Blackmon: While I cannot wait to get students back in the building for face to face instruction and hate that our world is forced to live in a sense of fear during this pandemic; the safety of students and staff has to always be first and foremost in a principal’s mind. I have never asked as many questions and had no perfect answers about the best way for us to operate during this time. The best possible solution right now is to follow the path of safety, and be as creative as we can about the remote delivery of instruction. We also have to realize that situations are different for every student and be able to demonstrate grace and understanding when looking at each situation. This staff has been phenomenal in their work over the last two weeks both in preparation for and execution of virtual instruction. I am so humbled by their willingness to build the ship while we are sailing it, and energized by their positive approach to this difficult situation.
RUMBLE: A lot of people are very worried about schools being open again. Countless schools that have reopened for in person instruction have already had breakouts, and/or had to shut down. Are you worried about a similar situation at Tuscola? What are you and your staff doing to ensure something like this doesn’t happen?
Blackmon: We are operating under strict safety guidelines in terms of wearing masks, taking temperature checks of all employees and visitors to the building, and creating work areas that allow for social distancing. I am always worried about breakouts, and I am certainly cognizant that we are in no way immune. With the help of the district, we are planning for the long term, but acting in the short term in order to ensure we maintain conditions that are safe for all of us.
RUMBLE: In what ways do past positions prepare you for this moment?
Blackmon: My time working in the nonprofit world allowed me to work in a wide variety of schools, providing for students with some of the greatest needs.

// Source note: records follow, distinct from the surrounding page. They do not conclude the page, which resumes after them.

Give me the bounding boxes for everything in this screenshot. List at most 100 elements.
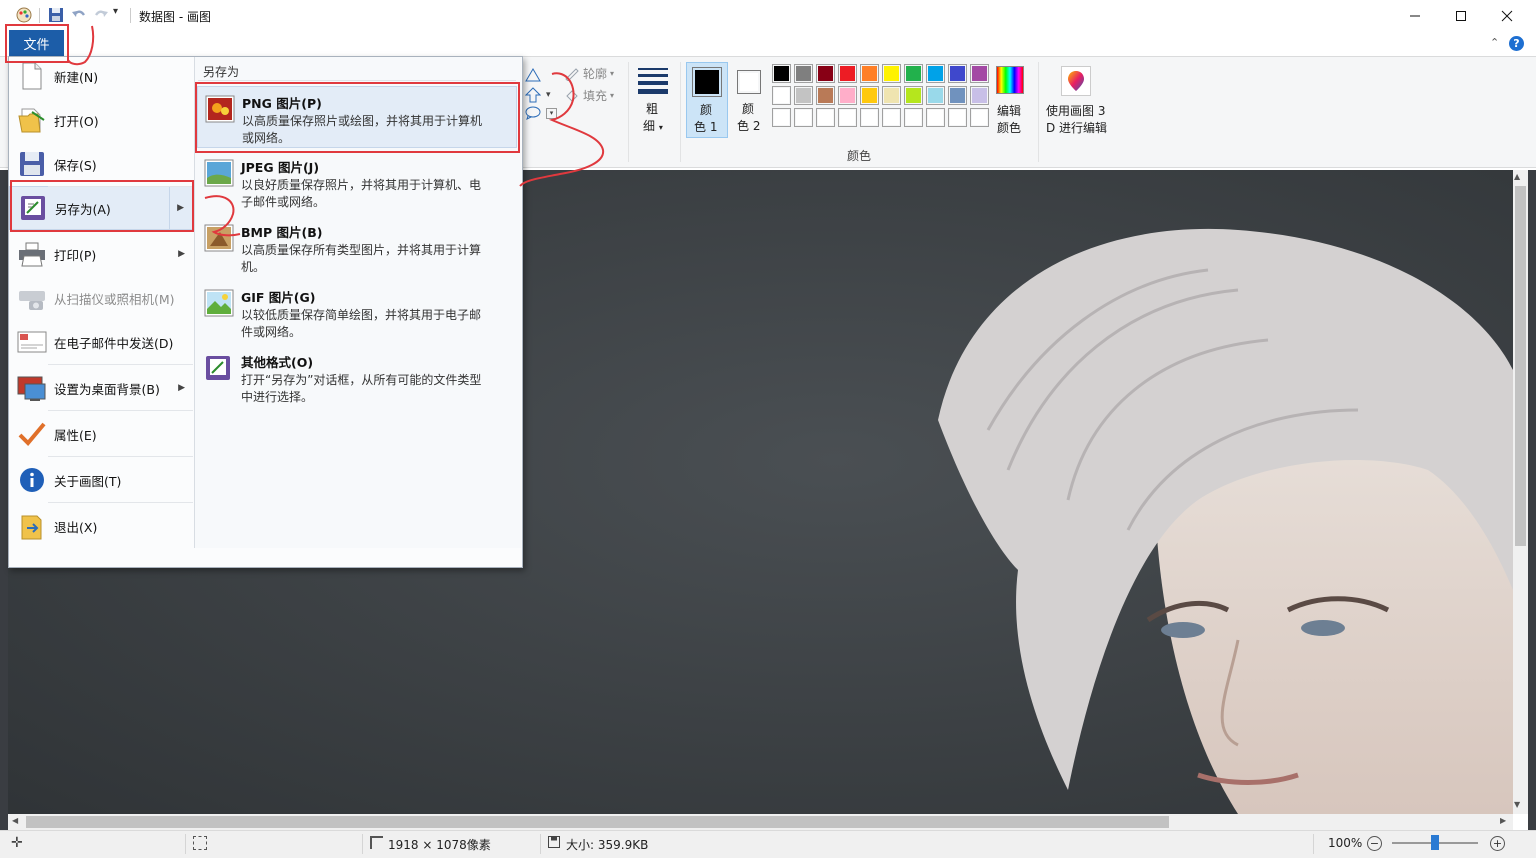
zoom-in-icon[interactable]: +: [1490, 836, 1505, 851]
palette-swatch[interactable]: [860, 86, 879, 105]
palette-swatch[interactable]: [838, 108, 857, 127]
customize-quick-access-icon[interactable]: ▾: [113, 6, 118, 17]
save-as-header: 另存为: [203, 65, 240, 79]
palette-swatch[interactable]: [926, 64, 945, 83]
option-title: 其他格式(O): [241, 355, 314, 370]
file-size: 大小: 359.9KB: [566, 838, 649, 852]
pencil-outline-icon: [565, 67, 579, 81]
palette-swatch[interactable]: [948, 86, 967, 105]
quick-save-icon[interactable]: [48, 7, 64, 23]
scroll-down-icon[interactable]: ▼: [1514, 800, 1520, 809]
save-as-jpeg[interactable]: JPEG 图片(J) 以良好质量保存照片，并将其用于计算机、电子邮件或网络。: [197, 151, 517, 213]
save-as-gif[interactable]: GIF 图片(G) 以较低质量保存简单绘图，并将其用于电子邮件或网络。: [197, 281, 517, 343]
status-divider: [185, 834, 186, 854]
menu-label: 退出(X): [54, 519, 98, 535]
palette-swatch[interactable]: [838, 86, 857, 105]
info-icon: [15, 464, 49, 496]
palette-swatch[interactable]: [904, 64, 923, 83]
triangle-shape-icon[interactable]: [525, 68, 541, 85]
maximize-button[interactable]: [1438, 0, 1484, 31]
save-as-bmp[interactable]: BMP 图片(B) 以高质量保存所有类型图片，并将其用于计算机。: [197, 216, 517, 278]
save-as-other-formats[interactable]: 其他格式(O) 打开“另存为”对话框，从所有可能的文件类型中进行选择。: [197, 346, 517, 408]
vertical-scroll-thumb[interactable]: [1515, 186, 1526, 546]
file-size-icon: [548, 836, 560, 851]
fill-button[interactable]: 填充 ▾: [564, 87, 614, 104]
palette-swatch[interactable]: [772, 86, 791, 105]
collapse-ribbon-icon[interactable]: ⌃: [1490, 36, 1499, 49]
status-divider: [362, 834, 363, 854]
palette-swatch[interactable]: [860, 64, 879, 83]
menu-item-exit[interactable]: 退出(X): [9, 504, 193, 548]
option-title: JPEG 图片(J): [241, 160, 320, 175]
palette-swatch[interactable]: [816, 64, 835, 83]
menu-separator: [48, 410, 193, 411]
shapes-expand-icon[interactable]: ▾: [546, 108, 557, 119]
redo-icon[interactable]: [93, 7, 109, 23]
zoom-level: 100%: [1328, 836, 1363, 850]
paint-app-icon[interactable]: [16, 7, 32, 23]
submenu-arrow-icon: ▶: [178, 383, 185, 393]
horizontal-scroll-thumb[interactable]: [26, 816, 1169, 828]
menu-item-email[interactable]: 在电子邮件中发送(D): [9, 320, 193, 364]
palette-swatch[interactable]: [926, 108, 945, 127]
color2-label-1: 颜: [742, 102, 755, 116]
new-file-icon: [15, 60, 49, 92]
palette-swatch[interactable]: [816, 86, 835, 105]
status-bar: [0, 830, 1536, 858]
menu-item-open[interactable]: 打开(O): [9, 98, 193, 142]
callout-shape-icon[interactable]: [525, 106, 541, 123]
scroll-up-icon[interactable]: ▲: [1514, 172, 1520, 181]
color2-label-2: 色 2: [737, 119, 761, 133]
scroll-left-icon[interactable]: ◀: [12, 816, 18, 825]
menu-label: 打印(P): [54, 247, 97, 263]
palette-swatch[interactable]: [882, 86, 901, 105]
title-bar: [0, 0, 1536, 31]
scroll-right-icon[interactable]: ▶: [1500, 816, 1506, 825]
edit-colors-button[interactable]: 编辑 颜色: [994, 64, 1028, 136]
undo-icon[interactable]: [71, 7, 87, 23]
palette-swatch[interactable]: [860, 108, 879, 127]
zoom-out-icon[interactable]: −: [1367, 836, 1382, 851]
palette-swatch[interactable]: [882, 108, 901, 127]
menu-item-print[interactable]: 打印(P) ▶: [9, 232, 193, 276]
menu-item-properties[interactable]: 属性(E): [9, 412, 193, 456]
color1-button[interactable]: 颜 色 1: [686, 62, 728, 138]
menu-label: 从扫描仪或照相机(M): [54, 291, 175, 307]
palette-swatch[interactable]: [970, 108, 989, 127]
palette-swatch[interactable]: [926, 86, 945, 105]
palette-swatch[interactable]: [904, 108, 923, 127]
palette-swatch[interactable]: [970, 86, 989, 105]
zoom-slider-thumb[interactable]: [1431, 835, 1439, 850]
paint3d-button[interactable]: 使用画图 3 D 进行编辑: [1043, 64, 1111, 136]
palette-swatch[interactable]: [794, 86, 813, 105]
close-button[interactable]: [1484, 0, 1530, 31]
palette-swatch[interactable]: [772, 64, 791, 83]
menu-item-wallpaper[interactable]: 设置为桌面背景(B) ▶: [9, 366, 193, 410]
window-title: 数据图 - 画图: [139, 10, 211, 24]
ribbon-divider: [680, 62, 681, 162]
option-description: 以较低质量保存简单绘图，并将其用于电子邮件或网络。: [241, 308, 482, 339]
help-icon[interactable]: ?: [1509, 36, 1524, 51]
palette-swatch[interactable]: [948, 64, 967, 83]
palette-swatch[interactable]: [838, 64, 857, 83]
palette-swatch[interactable]: [794, 108, 813, 127]
ribbon-divider: [1038, 62, 1039, 162]
palette-swatch[interactable]: [882, 64, 901, 83]
size-button[interactable]: 粗 细 ▾: [636, 64, 670, 134]
palette-swatch[interactable]: [948, 108, 967, 127]
palette-swatch[interactable]: [794, 64, 813, 83]
minimize-button[interactable]: [1392, 0, 1438, 31]
menu-item-about[interactable]: 关于画图(T): [9, 458, 193, 502]
palette-swatch[interactable]: [816, 108, 835, 127]
paint3d-label-1: 使用画图 3: [1046, 104, 1106, 118]
palette-swatch[interactable]: [970, 64, 989, 83]
canvas-size-icon: [370, 836, 383, 849]
outline-button[interactable]: 轮廓 ▾: [564, 65, 614, 82]
fill-label: 填充: [583, 89, 608, 103]
palette-swatch[interactable]: [772, 108, 791, 127]
color2-button[interactable]: 颜 色 2: [731, 62, 767, 138]
arrow-shape-icon[interactable]: [524, 87, 542, 106]
palette-swatch[interactable]: [904, 86, 923, 105]
annotation-box-file: [5, 24, 69, 63]
shapes-scroll-down-icon[interactable]: ▾: [546, 90, 551, 100]
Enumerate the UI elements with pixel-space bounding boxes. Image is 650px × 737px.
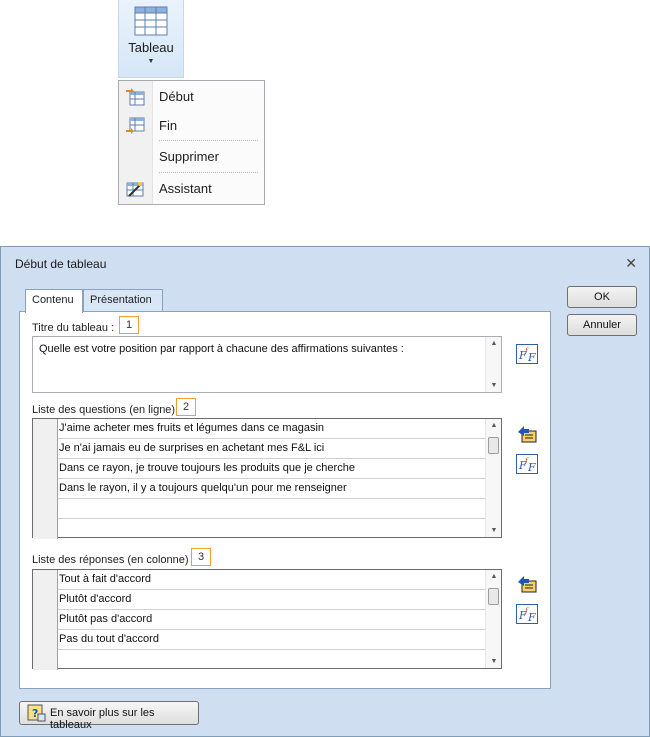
menu-item-label: Début <box>159 89 194 104</box>
titre-scrollbar[interactable]: ▲ ▼ <box>485 337 501 392</box>
scroll-down-icon[interactable]: ▼ <box>486 382 502 389</box>
tableau-ribbon-button[interactable]: Tableau ▼ <box>118 0 184 78</box>
table-row[interactable]: Tout à fait d'accord <box>33 570 485 590</box>
dropdown-arrow-icon: ▼ <box>147 58 155 65</box>
table-row[interactable]: Dans ce rayon, je trouve toujours les pr… <box>33 459 485 479</box>
table-row[interactable]: J'aime acheter mes fruits et légumes dan… <box>33 419 485 439</box>
tableau-label: Tableau <box>128 40 174 55</box>
menu-item-fin[interactable]: Fin <box>119 113 264 139</box>
row-header <box>33 419 58 439</box>
row-header <box>33 590 58 610</box>
menu-item-debut[interactable]: Début <box>119 84 264 110</box>
reponses-grid[interactable]: Tout à fait d'accord Plutôt d'accord Plu… <box>32 569 502 670</box>
table-row[interactable]: Plutôt d'accord <box>33 590 485 610</box>
dialog-titlebar: Début de tableau ✕ <box>1 247 649 279</box>
table-icon <box>134 6 168 36</box>
titre-value: Quelle est votre position par rapport à … <box>39 343 404 355</box>
dialog-title: Début de tableau <box>15 257 107 271</box>
answer-cell: Plutôt pas d'accord <box>59 613 153 625</box>
answer-cell: Pas du tout d'accord <box>59 633 159 645</box>
row-header <box>33 479 58 499</box>
menu-item-supprimer[interactable]: Supprimer <box>119 144 264 170</box>
cancel-button[interactable]: Annuler <box>567 314 637 336</box>
font-format-icon[interactable]: F f F <box>516 344 538 364</box>
help-label: En savoir plus sur les tableaux <box>50 707 155 731</box>
table-insert-start-icon <box>126 88 145 106</box>
reponses-label: Liste des réponses (en colonne) <box>32 554 189 566</box>
row-header <box>33 650 58 670</box>
ok-button[interactable]: OK <box>567 286 637 308</box>
font-format-icon[interactable]: F f F <box>516 454 538 474</box>
step-badge-2: 2 <box>176 398 196 416</box>
questions-grid[interactable]: J'aime acheter mes fruits et légumes dan… <box>32 418 502 539</box>
question-cell: Dans ce rayon, je trouve toujours les pr… <box>59 462 355 474</box>
tab-presentation[interactable]: Présentation <box>83 289 163 311</box>
question-cell: J'aime acheter mes fruits et légumes dan… <box>59 422 324 434</box>
svg-text:F: F <box>527 351 536 364</box>
titre-label: Titre du tableau : <box>32 322 115 334</box>
debut-tableau-dialog: Début de tableau ✕ Contenu Présentation … <box>0 246 650 737</box>
row-header <box>33 499 58 519</box>
scroll-up-icon[interactable]: ▲ <box>486 573 502 580</box>
table-row[interactable]: Pas du tout d'accord <box>33 630 485 650</box>
step-badge-3: 3 <box>191 548 211 566</box>
titre-textarea[interactable]: Quelle est votre position par rapport à … <box>32 336 502 393</box>
table-row[interactable]: Plutôt pas d'accord <box>33 610 485 630</box>
scroll-thumb[interactable] <box>488 437 499 454</box>
menu-item-label: Fin <box>159 118 178 133</box>
row-header <box>33 610 58 630</box>
row-header <box>33 439 58 459</box>
row-header <box>33 630 58 650</box>
svg-text:F: F <box>527 611 536 624</box>
import-list-icon[interactable] <box>516 424 538 444</box>
table-insert-end-icon <box>126 117 145 134</box>
table-row[interactable]: Je n'ai jamais eu de surprises en acheta… <box>33 439 485 459</box>
svg-text:?: ? <box>32 707 38 720</box>
question-cell: Je n'ai jamais eu de surprises en acheta… <box>59 442 325 454</box>
import-list-icon[interactable] <box>516 574 538 594</box>
row-header <box>33 519 58 539</box>
menu-separator <box>159 140 258 141</box>
tab-panel-contenu: Titre du tableau : 1 Quelle est votre po… <box>19 311 551 689</box>
table-row[interactable] <box>33 650 485 670</box>
scroll-thumb[interactable] <box>488 588 499 605</box>
help-icon: ? <box>27 704 46 722</box>
font-format-icon[interactable]: F f F <box>516 604 538 624</box>
scroll-down-icon[interactable]: ▼ <box>486 658 502 665</box>
answer-cell: Tout à fait d'accord <box>59 573 151 585</box>
wizard-icon <box>126 182 144 197</box>
step-badge-1: 1 <box>119 316 139 334</box>
scroll-down-icon[interactable]: ▼ <box>486 527 502 534</box>
tab-contenu[interactable]: Contenu <box>25 289 83 313</box>
row-header <box>33 570 58 590</box>
answer-cell: Plutôt d'accord <box>59 593 132 605</box>
scroll-up-icon[interactable]: ▲ <box>486 422 502 429</box>
table-row[interactable]: Dans le rayon, il y a toujours quelqu'un… <box>33 479 485 499</box>
question-cell: Dans le rayon, il y a toujours quelqu'un… <box>59 482 347 494</box>
menu-item-label: Assistant <box>159 181 212 196</box>
svg-text:F: F <box>527 461 536 474</box>
row-header <box>33 459 58 479</box>
help-tableaux-button[interactable]: ? En savoir plus sur les tableaux <box>19 701 199 731</box>
scroll-up-icon[interactable]: ▲ <box>486 340 502 347</box>
close-icon[interactable]: ✕ <box>625 255 637 272</box>
table-row[interactable] <box>33 519 485 539</box>
menu-separator <box>159 172 258 173</box>
table-row[interactable] <box>33 499 485 519</box>
questions-label: Liste des questions (en ligne) <box>32 404 176 416</box>
reponses-scrollbar[interactable]: ▲ ▼ <box>485 570 501 668</box>
questions-scrollbar[interactable]: ▲ ▼ <box>485 419 501 537</box>
tableau-dropdown-menu: Début Fin Supprimer Assistant <box>118 80 265 205</box>
menu-item-assistant[interactable]: Assistant <box>119 176 264 202</box>
menu-item-label: Supprimer <box>159 149 219 164</box>
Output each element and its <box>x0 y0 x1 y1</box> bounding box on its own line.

I saw it as an extension of my role as a public educator but with access to resources that were not always available at the school or district level. I also learned that education IS a priority with most of the folks in our state. Many times, they just want to know HOW they can be of assistance to teachers and students. Being able to connect community members with their schools allowed for a win/win situation every time. It also taught me how to look deeper into communities for support for our schools.
RUMBLE: How has it been personally, to move and adjust to Haywood County?
Blackmon: I am happier than I have been in a long time both personally and professionally. It is interesting to note all of the growth and changes that have taken place over time. It is great when I find that things are right where they used to be, but it is also fun to try new places and discover all of the treasures that Haywood County has to offer. The only difficulty is travelling to back to Greensboro to ensure that my parents continue to get the best care possible. We are working on a plan to bring them back “home” soon as well.